President Biden has said that his aim will be to develop a strategy in concert with allies that focuses on issues where there is agreement that China has failed to meet its commitments and to begin negotiations in those areas where the changes could yield benefits to both sides.
Yang Jiechi, who served as ambassador to the United States, and currently serves as China's Foreign Minister [Chief of the General Office of the Central Foreign Affairs Commission], and is a member of the Politburo, is expected to be visiting officials in Washington DC this week, perhaps only virtually. But he has many contacts there. And a successful negotiation, whenever it occurs, would not only enable the complainant to resolve issues that discriminate against their companies' trade and investment in China but also provide China with greater certainty and its ability to continue to attract inward investment, which would continue to benefit its overall economy. It will also create bonds that would help us deal with even more severe challenges, including deep concerns as to China's willingness to uphold the commitment to “One country, two systems” with respect to Hong Kong, the militarization in the South China Sea and several other issues. These differences won't be easy to resolve and will take time.

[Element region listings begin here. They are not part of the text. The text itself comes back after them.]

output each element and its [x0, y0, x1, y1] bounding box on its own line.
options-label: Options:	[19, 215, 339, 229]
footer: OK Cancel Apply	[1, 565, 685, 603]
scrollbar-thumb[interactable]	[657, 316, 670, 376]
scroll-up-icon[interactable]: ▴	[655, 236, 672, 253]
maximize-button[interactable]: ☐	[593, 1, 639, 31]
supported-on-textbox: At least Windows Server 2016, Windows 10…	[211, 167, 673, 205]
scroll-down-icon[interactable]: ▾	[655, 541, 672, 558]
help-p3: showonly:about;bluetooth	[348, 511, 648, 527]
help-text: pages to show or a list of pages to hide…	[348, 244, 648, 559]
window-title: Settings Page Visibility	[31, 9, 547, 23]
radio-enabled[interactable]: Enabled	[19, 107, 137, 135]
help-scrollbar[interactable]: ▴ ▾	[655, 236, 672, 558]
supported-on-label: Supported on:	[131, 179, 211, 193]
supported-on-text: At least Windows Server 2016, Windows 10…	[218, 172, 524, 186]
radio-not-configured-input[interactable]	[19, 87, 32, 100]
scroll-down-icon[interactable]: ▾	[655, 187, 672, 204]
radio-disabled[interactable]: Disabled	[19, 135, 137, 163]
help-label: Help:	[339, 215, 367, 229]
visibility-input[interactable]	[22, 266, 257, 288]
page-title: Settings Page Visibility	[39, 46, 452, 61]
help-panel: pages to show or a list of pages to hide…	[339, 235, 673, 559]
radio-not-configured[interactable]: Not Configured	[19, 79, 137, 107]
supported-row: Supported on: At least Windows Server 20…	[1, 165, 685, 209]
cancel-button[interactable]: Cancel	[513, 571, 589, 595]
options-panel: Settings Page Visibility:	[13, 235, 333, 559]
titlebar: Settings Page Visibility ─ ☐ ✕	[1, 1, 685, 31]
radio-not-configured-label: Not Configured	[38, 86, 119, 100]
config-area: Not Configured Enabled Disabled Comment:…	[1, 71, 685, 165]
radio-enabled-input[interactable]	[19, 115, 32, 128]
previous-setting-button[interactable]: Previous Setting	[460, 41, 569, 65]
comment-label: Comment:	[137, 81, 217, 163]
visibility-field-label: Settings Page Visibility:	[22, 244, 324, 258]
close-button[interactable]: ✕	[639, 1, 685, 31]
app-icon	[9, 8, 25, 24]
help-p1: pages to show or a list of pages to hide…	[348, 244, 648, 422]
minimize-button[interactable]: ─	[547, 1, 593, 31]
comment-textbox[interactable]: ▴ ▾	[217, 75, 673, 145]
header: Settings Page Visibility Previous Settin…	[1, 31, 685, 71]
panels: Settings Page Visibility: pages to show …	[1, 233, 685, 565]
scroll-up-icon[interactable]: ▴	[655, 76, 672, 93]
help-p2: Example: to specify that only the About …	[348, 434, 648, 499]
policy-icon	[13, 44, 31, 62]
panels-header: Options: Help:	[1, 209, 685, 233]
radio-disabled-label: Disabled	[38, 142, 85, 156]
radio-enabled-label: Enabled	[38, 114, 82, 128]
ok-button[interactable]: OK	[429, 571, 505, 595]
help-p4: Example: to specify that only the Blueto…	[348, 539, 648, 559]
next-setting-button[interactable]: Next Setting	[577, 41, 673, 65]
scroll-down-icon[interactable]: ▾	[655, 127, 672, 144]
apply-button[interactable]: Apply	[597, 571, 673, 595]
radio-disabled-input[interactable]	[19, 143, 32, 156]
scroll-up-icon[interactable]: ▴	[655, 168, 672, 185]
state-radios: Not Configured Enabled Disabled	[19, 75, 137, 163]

This year marks the 42nd anniversary of the normalization of U.S.-China relations. The gains made in the intervening four decades have been hugely beneficial to both sides. The goal on both sides must be to increase areas of collaboration and to reduce areas of friction. We should be inspired by our 41st president, George Herbert Walker Bush, who served as our envoy to China in the 70s and skillfully led our nation's response to the Tian'anmen crisis. In his Chinese diaries, published in 2007, he stated that one of my dreams for the world is that these two powerful giants will continue working together toward full partnership and friendship. That will bring peace and prosperity to people everywhere. Let's hope that we can begin to work together and achieve his dream. And I thank you for inviting me to participate.